C’est dans un parc nature de Brossard que le tandem a accepté de rencontrer Le Courrier du Sud pour présenter son travail. Tao a été formé pendant plusieurs mois chez un éleveur spécialisé à Saint-Hyacinthe afin de devenir un chien de patrouille généraliste. De son côté, l’agent Coulombe a complété une formation intensive de huit mois avec la Sûreté du Québec, dont il souligne l’expertise.

Policier au SPAL depuis 2014, l’agent Coulombe a dû patienter deux ans et franchir de nombreuses étapes avant d’intégrer l’unité canine. Les deux candidats doivent passer avec succès une foule de tests, tant physiques que psychométriques. On évalue la personnalité mais aussi les aptitudes cognitives, le raisonnement, etc.
Aujourd’hui, l’agent et Tao travaillent en parfaite symbiose. Comme il le résume avec humour : beaucoup aspirent à ce métier, mais peu atteignent ce niveau — «comme au hockey, tout le monde ne joue pas dans la Ligue nationale».
Drogues, armes à feu, etc.
Chien aux multiples talents, Tao est entraîné pour détecter drogues, armes à feu, explosifs et même des billets de banque. Son flair est si précis qu’il distingue l’odeur de l’encre des billets canadiens et américains. «On dit que l’argent n’a pas d’odeur… pas pour Tao!» lance son maître, sourire en coin.

Au-delà de la détection, Tao joue un rôle crucial lors d’interventions. Le 25 janvier dernier, à la suite d’une collision survenue à Boucherville, un conducteur avait pris la fuite à pied en direction du fleuve Saint-Laurent. Grâce à l’intervention rapide de l’équipe cynophile, l’homme a été localisé in extremis sur île Charron. Souffrant de graves engelures, il a été secouru à temps, échappant de peu à une issue qui aurait pu être fatale, souligne l’agent Coulombe.

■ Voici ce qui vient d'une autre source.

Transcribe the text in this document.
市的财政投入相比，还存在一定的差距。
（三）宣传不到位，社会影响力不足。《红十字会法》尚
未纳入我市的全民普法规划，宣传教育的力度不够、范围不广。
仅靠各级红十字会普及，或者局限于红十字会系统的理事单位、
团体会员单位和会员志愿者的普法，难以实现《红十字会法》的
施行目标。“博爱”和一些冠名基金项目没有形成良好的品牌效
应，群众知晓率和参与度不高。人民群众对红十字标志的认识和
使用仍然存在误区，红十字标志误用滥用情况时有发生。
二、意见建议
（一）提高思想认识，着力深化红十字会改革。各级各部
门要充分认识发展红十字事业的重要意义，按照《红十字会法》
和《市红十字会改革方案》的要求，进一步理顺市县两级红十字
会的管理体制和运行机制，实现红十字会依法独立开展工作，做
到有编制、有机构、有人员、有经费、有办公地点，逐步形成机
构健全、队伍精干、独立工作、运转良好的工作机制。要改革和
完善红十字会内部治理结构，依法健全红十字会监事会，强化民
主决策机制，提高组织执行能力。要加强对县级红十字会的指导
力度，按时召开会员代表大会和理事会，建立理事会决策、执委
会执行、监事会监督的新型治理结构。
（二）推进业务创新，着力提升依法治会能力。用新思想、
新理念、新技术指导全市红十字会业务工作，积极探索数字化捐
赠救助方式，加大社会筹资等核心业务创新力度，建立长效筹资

Tao peut aussi être déployé pour retrouver des personnes disparues ou pour appuyer les policiers lors d’arrestations. «Disons que Tao peut avoir un effet dissuasif notable chez certaines personnes», lance l’agent Coulombe.
L’agent Coulombe rappelle que son travail et celui de Tao ne pourraient se faire sans la collaboration et le professionnalisme de ses collègues, tous passionnés par leur métier.
Une vie de chien
«Tao et moi, on passe quarante heures ensemble au travail. Ensuite, il m’accompagne chez moi. Il a son espace à lui dans un enclos. On va prendre des marches, on va jouer au parc, il fréquente d’autres chiens avec lesquels il est très gentil. Une vie de chien normale quoi !» souligne l’agent Coulombe tout en gardant l’œil sur Tao.
Une longue tradition
L’unité canine s’inscrit dans une tradition bien établie au Québec. La Sûreté du Québec en possède une depuis 1973, avec des spécialités allant de la détection d’accélérant d’incendie à la recherche de restes humains. Comme d’autres grands corps policiers — à Montréal, Québec, Laval ou Gatineau —, Longueuil dispose de sa propre escouade et sera bientôt autonome au niveau de l’unité canine, l’agent Steve Tremblay, maitre-chien d’expérience, ayant complété sa formation d’instructeur maitre-chien.
Au Québec, on compte environ une cinquantaine de maîtres-chiens pour quelque 17 000 policiers. Au SPAL, Tao partage d’ailleurs la mission avec Storm, un chien expérimenté qui approche tranquillement de la retraite.